In closing I feel that Woolger not only sets an eclectic example for psychotherapists by providing references to a wide range of therapeutic modalities of this and the last century, but also he shares the valuable gift of his own experience in eliciting healing components from each, which he has used to such good effect in his Jungian past-life therapy practice. He does this humbly and articulately.
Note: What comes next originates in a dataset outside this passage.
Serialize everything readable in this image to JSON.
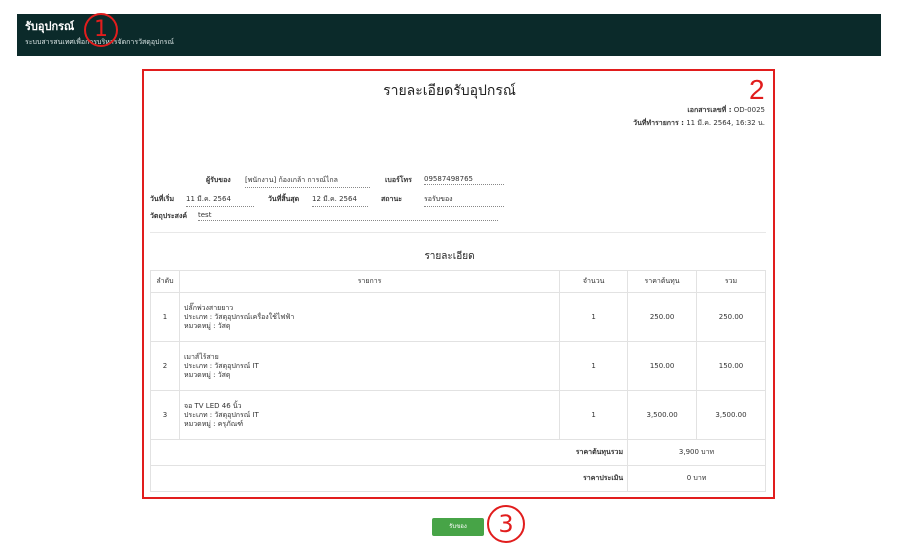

Perhaps for this reason the case histories he shares stand on their own merits by demonstrating in instance after instance how his clients were not only empowered to release their Pain but also, and as importantly, to weave whole cloth out of the ups and downs, the triumphs and tragedies of past lives. Because this therapy includes a spiritual or transpersonal component, clients who persist in their process may often be rewarded with a coherent picture of their own soul’s evolution, thereby becoming empowered to realize as did the poet: "I am the master of my fate; I am the captain of my soul."3 Many more narrowly focused or nonexperiential therapies simply do not provide the same depth of healing — not to mention liberating vision — as the unique path Woolger shares with us...
Finally, I found this work a call to all of us, therapists and lay persons alike, to persist in our own healing process in order to win the sacred prize of inner peace and wholeness. Ultimately, I felt, it does not matter whether we define our predicament here according to a linear model of successive "lives"; or whether we prefer Seth’s concept of an extended Now wherein all of these "dramas" are happening simultaneously for our own mysterious ultimate good; or even whether we prefer the Course in Miracles’s approach, which, like Buddha, neither confirms nor denies the "truth" of past lives. Whichever of these scenarios is "true" really is not the issue, as Woolger so brilliantly intimates. What does matter is the healing. I know that I feel a sense of gratitude to the author for helping me to refocus on my own process. To borrow Shakespeare’s metaphor: on this stage, with its backdrop of eternity, it seems we have all played many, many parts. I do believe that, even as I felt motivated by my reading of Woolger to finally ring down the curtain on all "the sound and fury" of my this-worldly sojourning, just so will other persevering readers be motivated by Other Lives, Other Selves to indeed "get on with it!"